The particular commentary found in the Schoenberg Collection (LJS 229) is anonymous and has not yet been studied. No other copy of it exists, to my knowledge, but the section on the De Interpretatione is found in Munich, Bayerische Staatsbibliothek, Cod. hebr. 46. The commentator refers often to the logical writings of the 10th century Muslim philosopher, Alfarabi, some of which were translated into Hebrew in the late 12th and early 13th century. He also refers to the Arabic version of Averroes’ text. But, most interestingly, he cites and criticizes at least once the interpretation of “my teacher, R. Levi,” which a cursory comparison of the manuscripts reveals to be Gersonides. If this is correct, then the author of the commentary in LJS 229 was another member of Gersonides’ “school,” where students read texts with Gersonides and occasionally wrote their own glosses as comments, as has recently been studied by Prof. Ruth Glasner of Hebrew University. Since Gersonides also refers to the Arabic version of Averroes, this manuscript sheds additional light on the methodology employed by members of Gersonides’ circle.

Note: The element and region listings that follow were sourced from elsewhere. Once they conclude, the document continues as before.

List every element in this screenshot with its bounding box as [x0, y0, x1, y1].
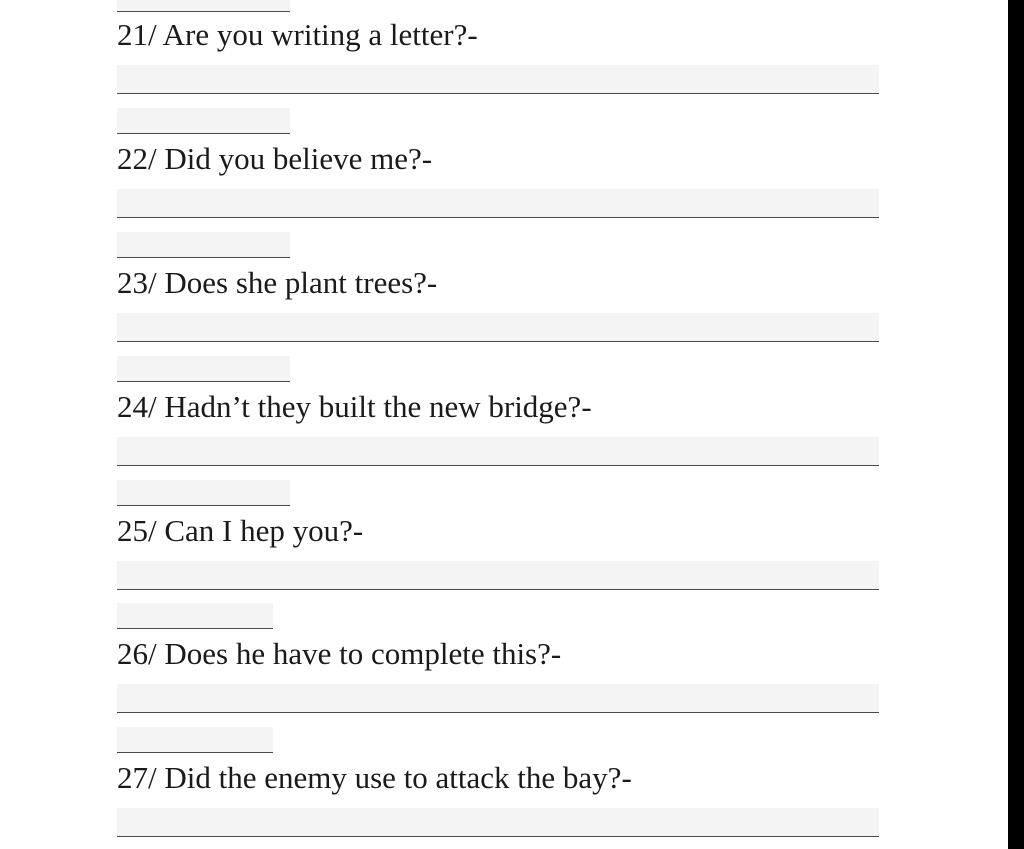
answer-line-21[interactable]: [117, 65, 879, 94]
question-23: 23/ Does she plant trees?-: [117, 265, 438, 300]
screen-edge-bar: [1008, 0, 1024, 849]
answer-line-24[interactable]: [117, 437, 879, 466]
answer-line-short[interactable]: [117, 727, 273, 753]
question-26: 26/ Does he have to complete this?-: [117, 636, 562, 671]
answer-line-short[interactable]: [117, 232, 290, 258]
question-27: 27/ Did the enemy use to attack the bay?-: [117, 760, 632, 795]
answer-line-22[interactable]: [117, 189, 879, 218]
answer-line-short[interactable]: [117, 480, 290, 506]
question-21: 21/ Are you writing a letter?-: [117, 17, 478, 52]
answer-line-short[interactable]: [117, 0, 290, 12]
answer-line-23[interactable]: [117, 313, 879, 342]
answer-line-27[interactable]: [117, 808, 879, 837]
question-25: 25/ Can I hep you?-: [117, 513, 364, 548]
question-22: 22/ Did you believe me?-: [117, 141, 433, 176]
answer-line-short[interactable]: [117, 356, 290, 382]
answer-line-25[interactable]: [117, 561, 879, 590]
question-24: 24/ Hadn’t they built the new bridge?-: [117, 389, 592, 424]
answer-line-26[interactable]: [117, 684, 879, 713]
answer-line-short[interactable]: [117, 108, 290, 134]
answer-line-short[interactable]: [117, 603, 273, 629]
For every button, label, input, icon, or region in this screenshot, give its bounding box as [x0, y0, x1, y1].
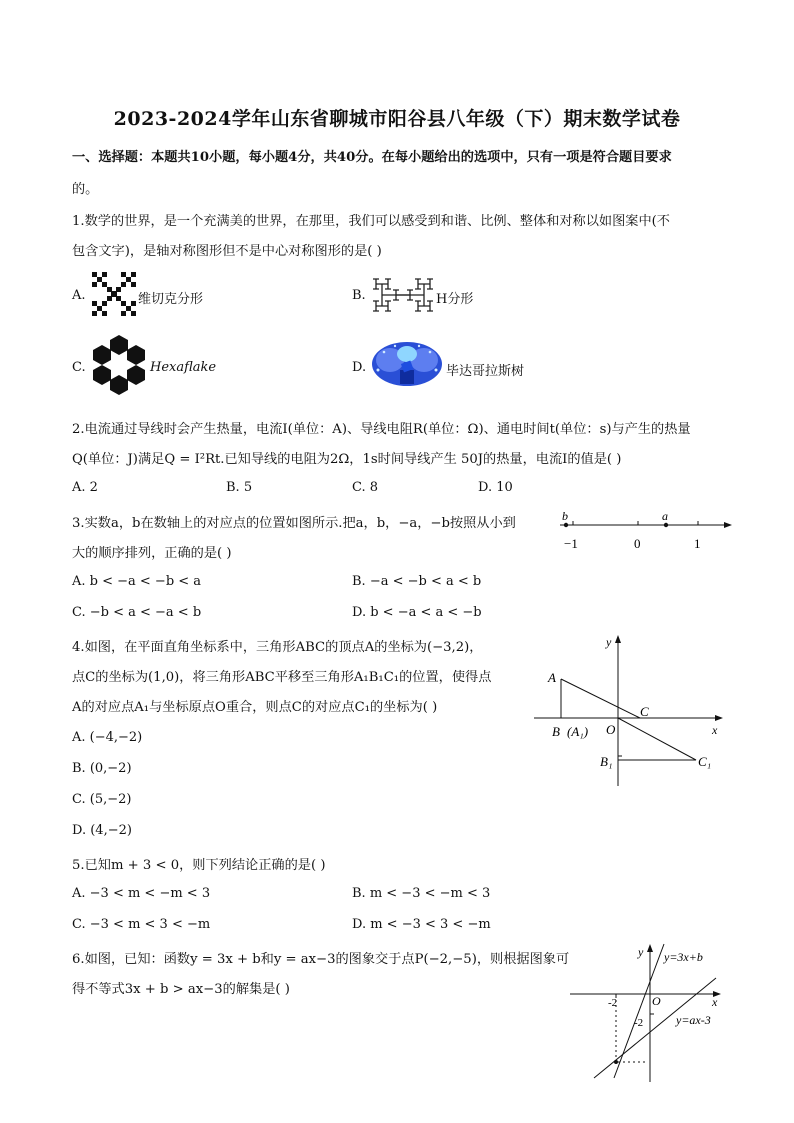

As interesting as the anonymous commentary is in itself, the physical codex sheds light on the intellectual life of Provence in the second half of the 15th century. One finds the following statement of ownership in Latin: “Iste liber est meus mestre Benustruc[?] Avidor.” This individual may be identified with the 15th century ProvenC’al savant, Avigdor Benastruc, who translated into Hebrew around 1490 the anonymous French Romance of Belle Maguelone, and who wrote a manuscript that included works by the Provencal Jewish scholar, Isaac Nathan, the composer of the first Hebrew concordance of the Bible. If that is the case, it shows that as late as the late fifteenth century, if not later, basic works in Aristotelian logic were studied in Provence, and the influence of Gersonides and his students was still very much felt.